Es gibt eine Erkenntniß, welche dem Glauben vorhergeht, und eine Erkenntniß, welche aus dem Glauben entspringt. Die dem Glauben vorhergehende Erkenntniß ist die natürliche, die aus dem Glauben entspringende die geistliche.

Was ist die natürliche Erkenntniß? Sie ist die das Gute vom Bösen unterscheidende Erkenntniß, welche auch natürliche Urtheilskraft genannt wird und von Gott in die vernünftige Natur gelegt ist, damit sie von selbst auch ohne Belehrung das Gute und Böse erkenne; aber durch die Belehrung wird sie erhöht.

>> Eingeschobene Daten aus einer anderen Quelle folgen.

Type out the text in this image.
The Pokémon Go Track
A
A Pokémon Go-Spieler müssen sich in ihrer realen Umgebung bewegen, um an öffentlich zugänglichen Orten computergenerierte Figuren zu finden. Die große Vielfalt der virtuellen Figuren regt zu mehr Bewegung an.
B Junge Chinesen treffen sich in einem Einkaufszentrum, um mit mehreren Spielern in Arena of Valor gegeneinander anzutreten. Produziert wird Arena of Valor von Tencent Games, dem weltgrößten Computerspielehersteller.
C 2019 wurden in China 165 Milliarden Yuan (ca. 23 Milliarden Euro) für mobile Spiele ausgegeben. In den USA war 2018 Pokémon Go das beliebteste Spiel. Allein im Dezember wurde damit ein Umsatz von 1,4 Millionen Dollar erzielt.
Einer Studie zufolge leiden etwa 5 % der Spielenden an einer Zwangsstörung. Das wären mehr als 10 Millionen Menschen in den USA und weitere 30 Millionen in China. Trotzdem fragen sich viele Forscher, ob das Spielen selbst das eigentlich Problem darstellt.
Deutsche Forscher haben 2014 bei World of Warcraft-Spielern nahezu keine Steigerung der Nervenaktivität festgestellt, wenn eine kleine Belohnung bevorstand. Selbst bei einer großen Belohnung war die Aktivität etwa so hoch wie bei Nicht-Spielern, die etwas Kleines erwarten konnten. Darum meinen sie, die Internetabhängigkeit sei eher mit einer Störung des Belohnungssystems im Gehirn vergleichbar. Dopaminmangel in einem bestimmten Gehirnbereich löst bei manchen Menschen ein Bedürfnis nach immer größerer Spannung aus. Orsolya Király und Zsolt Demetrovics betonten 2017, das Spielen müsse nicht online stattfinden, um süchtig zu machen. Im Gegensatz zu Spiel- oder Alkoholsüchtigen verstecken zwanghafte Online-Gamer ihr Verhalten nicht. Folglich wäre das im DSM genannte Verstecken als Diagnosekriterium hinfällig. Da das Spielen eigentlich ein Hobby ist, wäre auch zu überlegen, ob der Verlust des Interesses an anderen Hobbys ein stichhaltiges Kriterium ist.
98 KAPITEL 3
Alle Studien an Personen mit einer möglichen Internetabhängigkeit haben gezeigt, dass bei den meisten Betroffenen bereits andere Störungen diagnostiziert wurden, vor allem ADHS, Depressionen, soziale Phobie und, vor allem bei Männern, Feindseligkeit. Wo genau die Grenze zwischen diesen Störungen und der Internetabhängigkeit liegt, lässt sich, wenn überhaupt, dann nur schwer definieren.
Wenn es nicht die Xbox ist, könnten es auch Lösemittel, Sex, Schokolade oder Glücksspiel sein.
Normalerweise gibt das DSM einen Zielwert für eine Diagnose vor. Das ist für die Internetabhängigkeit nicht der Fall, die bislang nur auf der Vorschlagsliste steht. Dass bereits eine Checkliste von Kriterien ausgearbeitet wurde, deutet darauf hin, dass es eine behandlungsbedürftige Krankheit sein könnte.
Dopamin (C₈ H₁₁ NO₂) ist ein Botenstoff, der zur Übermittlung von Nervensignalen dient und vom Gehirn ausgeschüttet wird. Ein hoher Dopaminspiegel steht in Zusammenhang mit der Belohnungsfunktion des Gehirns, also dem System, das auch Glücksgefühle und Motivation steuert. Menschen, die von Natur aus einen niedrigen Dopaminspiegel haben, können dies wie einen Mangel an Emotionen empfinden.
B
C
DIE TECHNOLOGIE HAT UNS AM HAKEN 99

Es gibt Niemanden, in dem sich diese nicht rege, da sie die der vernünftigen Seele wesentliche Erkenntnißkraft ist, in welcher unaufhörlich die Unterscheidung zwischen Gutem und Bösem zum Vorschein kommt. Diejenigen, welche derselben entbehren, stehen unterhalb der Stufe der Vernunft. Diejenigen aber, bei welchen sie sich findet, befinden sich in der richtigen Ordnung der beseelten Wesen, indem Das in ihnen nicht zerstört ist, was Gott der Natur zur Ehre ihrer Vernünftigkeit verliehen hat.

Diejenigen, welche diese das Gute vom Bösen unterscheidende [397] Erkenntniß verloren haben, tadelt der Prophet[1] mit den Worten: „Der Mensch, als er in seiner Ehre war, hat es nicht erkannt.“ Die Ehre der vernünftigen Wesen ist die das Gute vom Bösen unterscheidende Urtheilskraft. Mit Recht werden also Diejenigen, welche sie verloren haben, mit dem Thiere verglichen, das keine unterscheidende und vernünftige Seele besitzt.

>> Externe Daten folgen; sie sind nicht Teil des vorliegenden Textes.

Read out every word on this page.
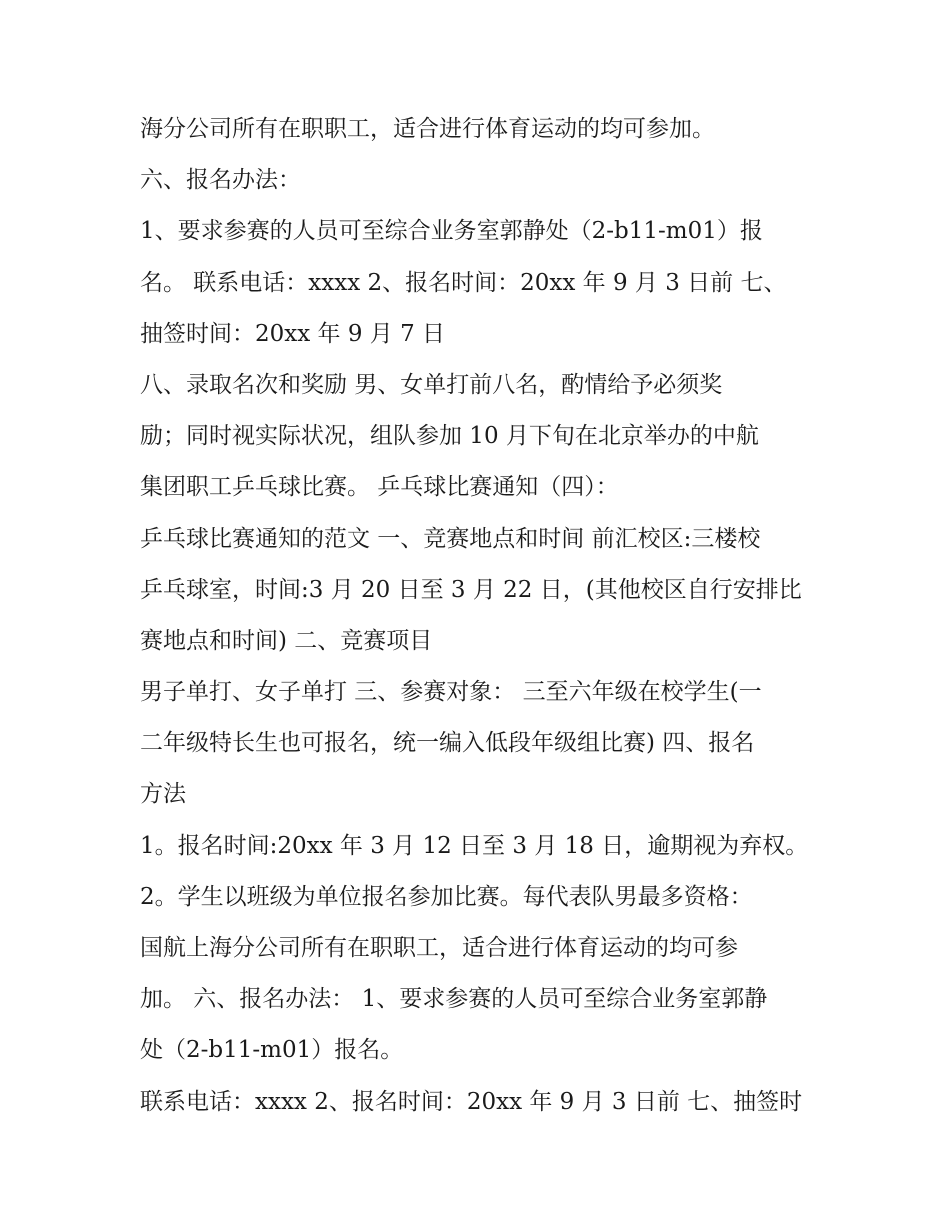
海分公司所有在职职工，适合进行体育运动的均可参加。
六、报名办法：
1、要求参赛的人员可至综合业务室郭静处（2-b11-m01）报
名。 联系电话：xxxx 2、报名时间：20xx 年 9 月 3 日前 七、
抽签时间：20xx 年 9 月 7 日
八、录取名次和奖励 男、女单打前八名，酌情给予必须奖
励；同时视实际状况，组队参加 10 月下旬在北京举办的中航
集团职工乒乓球比赛。 乒乓球比赛通知（四）：
乒乓球比赛通知的范文 一、竞赛地点和时间 前汇校区:三楼校
乒乓球室，时间:3 月 20 日至 3 月 22 日，(其他校区自行安排比
赛地点和时间) 二、竞赛项目
男子单打、女子单打 三、参赛对象： 三至六年级在校学生(一
二年级特长生也可报名，统一编入低段年级组比赛) 四、报名
方法
1。报名时间:20xx 年 3 月 12 日至 3 月 18 日，逾期视为弃权。
2。学生以班级为单位报名参加比赛。每代表队男最多资格：
国航上海分公司所有在职职工，适合进行体育运动的均可参
加。 六、报名办法： 1、要求参赛的人员可至综合业务室郭静
处（2-b11-m01）报名。
联系电话：xxxx 2、报名时间：20xx 年 9 月 3 日前 七、抽签时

Durch sie sind wir befähigt, den Weg zu Gott zu finden, und Dieß ist die natürliche Erkenntniß, welche dem Glauben vorhergeht und der Weg zu Gott ist.

Denn eben dadurch empfängt der Mensch den Glauben, daß er das Gute vom Bösen zu unterscheiden versteht, indem die Kraft der Natur bezeugt, es gezieme sich, daß man an Den glaube, welcher alles Dieses in’s Dasein gebracht hat, und daß man die von Ihm ausgesprochenen Gebote für zuverlässig halte und ausübe.

Aus dem Glauben entsteht die Furcht Gottes. Wenn man alsdann diese auszuüben beginnt und in ihrer Ausübung einige Fortschritte gemacht hat, so entsteht daraus die geistliche Erkenntniß, von welcher wir vorher sagten, daß sie vom Glauben erzeugt werde.

Nicht als ob sie unmittelbar aus dem Glauben hervorginge; denn von dem bloßen Glauben allein wird die geistliche Erkenntniß nicht erzeugt; sondern aus dem Glauben geht die Furcht Gottes hervor; wenn wir alsdann beginnen, die Furcht Gottes auszuüben, so entsteht die geistliche Erkenntniß aus dieser Übung der Gottesfurcht, wie der hl. Johannes (Chrysostomus) sagt: „Wenn der Mensch den der Furcht Gottes und der geraden Gesinnung gemäßen Willen hat, so empfängt er leicht die Offenbarung der Geheimnisse.“

Unter der Offenbarung der Geheimnisse versteht er hier die geistliche Erkenntniß. Nicht als ob dieselbe von [398] der Gottesfurcht erzeugt würde, denn Dasjenige, was nicht in der Natur liegt, kann nicht erzeugt werden; sondern die Erkenntniß wird der Ausübung der Gottesfurcht als Gnadengabe verliehen.

Wenn du aber die Ausübung der Gottesfurcht genau untersuchst, so findest du, daß sie die Buße ist. Und die auf sie folgende Erkenntniß ist Dasjenige, von dem wir gesagt haben, daß wir sein Unterpfand in der Taufe empfangen haben, seine Verleihung aber durch die Buße erhalten. Die eben erwähnte Verleihung, welche wir durch die Buße empfangen, ist die Erkenntniß des Geistes, welche als Gabe für die Ausübung der Gottesfurcht geschenkt wird.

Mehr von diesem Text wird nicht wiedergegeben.